Big business needs to get with the contract overhaul program

ROBERT GOTTLIEBSEN
November 11, 2016
The Australian

Starting on Saturday November 12, vast areas of the Australian business community will need to change the way they do business as the unfair contracts legislation comes into operation.
The ‘policeman’ of unfair contracts — the Australian Competition and Consumer Commission has now completed a study of seven industries -advertising, telecommunications, retail leasing, independent contracting, franchising, waste management and agriculture — and found that large enterprises in those sectors were riddled with unfair contracts.
Starting next week, it will be concentrating on those industries.
Then, later, it will move to the really big fish — banking and building — which have some of the worst unfair contracts.
My regular readers will know that, along with Independent Contractors Australia’s Ken Phillips, I played a role in helping the Parliament pass the legislation which aims to change the way larger enterprises deal with smaller enterprises.
I believe with a passion that in the decades to follow much more employment will be generated by small enterprises and unfair contracts are the first step in adjusting the community to this process.
The second step requires changes to the anti-small business culture that exists in parts of the tax office, which has been revealed in the Douglass case (ATO attacks mum and dad partnerships, October 19).
The unfair contracts legislation covers so called “standard form” contracts where there has been no negotiation and where one of the parties has less than 20 employees.
To be covered by the legislation, the upfront price in the contracts must not exceed $300,000 for one year or $1 million for multi-year contacts.
There are 2.1 million small enterprises in Australia and, on average, ACCC research shows that a majority of small business were offered eight standard form contracts each year.

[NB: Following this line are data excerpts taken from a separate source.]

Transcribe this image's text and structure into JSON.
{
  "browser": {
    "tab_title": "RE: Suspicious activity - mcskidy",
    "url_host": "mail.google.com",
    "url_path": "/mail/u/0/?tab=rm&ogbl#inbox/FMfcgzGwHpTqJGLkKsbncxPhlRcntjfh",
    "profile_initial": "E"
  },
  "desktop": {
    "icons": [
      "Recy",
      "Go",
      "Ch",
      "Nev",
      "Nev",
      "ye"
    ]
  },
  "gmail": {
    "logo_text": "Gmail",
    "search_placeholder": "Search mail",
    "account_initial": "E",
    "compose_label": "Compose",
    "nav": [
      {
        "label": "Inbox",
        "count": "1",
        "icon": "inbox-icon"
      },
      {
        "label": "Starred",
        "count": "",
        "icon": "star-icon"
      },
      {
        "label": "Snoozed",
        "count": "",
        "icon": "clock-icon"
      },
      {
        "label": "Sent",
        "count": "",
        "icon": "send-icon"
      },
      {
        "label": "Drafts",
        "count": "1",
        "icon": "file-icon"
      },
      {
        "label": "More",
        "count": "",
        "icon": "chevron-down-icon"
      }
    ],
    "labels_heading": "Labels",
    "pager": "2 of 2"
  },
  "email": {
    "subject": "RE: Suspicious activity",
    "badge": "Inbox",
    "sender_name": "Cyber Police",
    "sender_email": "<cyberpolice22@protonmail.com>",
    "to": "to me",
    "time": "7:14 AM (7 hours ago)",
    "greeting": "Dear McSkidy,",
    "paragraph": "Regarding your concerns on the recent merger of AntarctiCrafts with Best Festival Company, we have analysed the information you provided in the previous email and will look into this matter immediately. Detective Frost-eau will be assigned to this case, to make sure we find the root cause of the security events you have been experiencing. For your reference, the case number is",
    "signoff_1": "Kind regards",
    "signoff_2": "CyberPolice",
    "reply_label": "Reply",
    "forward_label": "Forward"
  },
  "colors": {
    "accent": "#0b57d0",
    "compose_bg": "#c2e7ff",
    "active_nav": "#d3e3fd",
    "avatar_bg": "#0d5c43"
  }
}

For the most part they don’t have the expertise to review the contracts and spend very little time on that task.
It appears that somewhere in the vicinity of eight to 10 million contracts will have unfair clauses when they come up for renewal. The act will not make the total contracts void but it will void the unfair clauses.
Because only new or renewed contracts are affected it will take time for the full impact of this big shift to hit home.
The ACCC has produced a report (click here to read) on its activities to date which looks at the sort of contracts that will run afoul of the new act.
In its review of seven industries, the ACCC picked out 13 companies that fully participated in the review — Australia Post, Bakers Delight, Coca-Cola Amatil, Facebook, Fairfax, Google, News Limited, Optus, Scentre Group (owner of Westfield shopping centres), Uber, Vicinity Centres and Vodafone.
To that list could be added the Shopping Centre Council who has been active in amending contacts. In other words, these enterprises were shown how their contracts were unfair to small enterprises and agreed to look at ways of amending them prior to the act coming into operation.
Although the review focused on retail and telecommunications, Telstra, Woolworths and Coles were noticeably absent from the list of “co-operating” firms.
Telstra’s Andy Penn, Woolworths Brad Banducci and Coles John Durkan have a lot of work to do because, almost certainly, they gave hundreds of thousands of supply and business customer contracts that have clauses that will be voided.
Without naming the supermarket chain concerned, the ACCC mentions that one retail trader has the right to walk onto a farm at any time of the day or night without warning.
Once those contracts are renewed, farmers will not have the old-fashioned right to shoot the supermarket trespasser but the city slickers will also no longer have the unrestricted right to enter.
To be unfair under the unfair contracts legislation, a term of the contract must cause a significant imbalance in the parties’ rights and obligations; not be reasonably necessary to protect the legitimate interests of the party advantaged by the term, or cause detriment (financial or otherwise) to a small business if it were to be applied or relied upon.
In the industries studied there were thousands of contracts that gave the large enterprises:
. The ability to unilaterally vary all terms (or at least those that have a significant bearing on the contractual arrangement) in an unconstrained manner.
. Broad and unreasonable powers to protect themselves against loss or damage at the expense of the small business by imposing broad indemnities or excessive limitations of liabilities.
. An unreasonable ability to cancel or end an agreement as it suits them.
And, so, in advertising — an industry which I am very familiar with — the ACCC found that a majority of the advertising contracts reviewed contained terms which gave the publisher the ability to remove advertisements for any reason, limited the liability of the publisher unfairly and required wide indemnities.
These sorts of provisions have been in contracts for generations. I never thought of them as “unfair” but they clearly are. And the same applies to other industries.
While it will annoy a vast array of large enterprises, the new legislation is vital for the nation. It is the most important change the Turnbull government has undertaken in the business arena.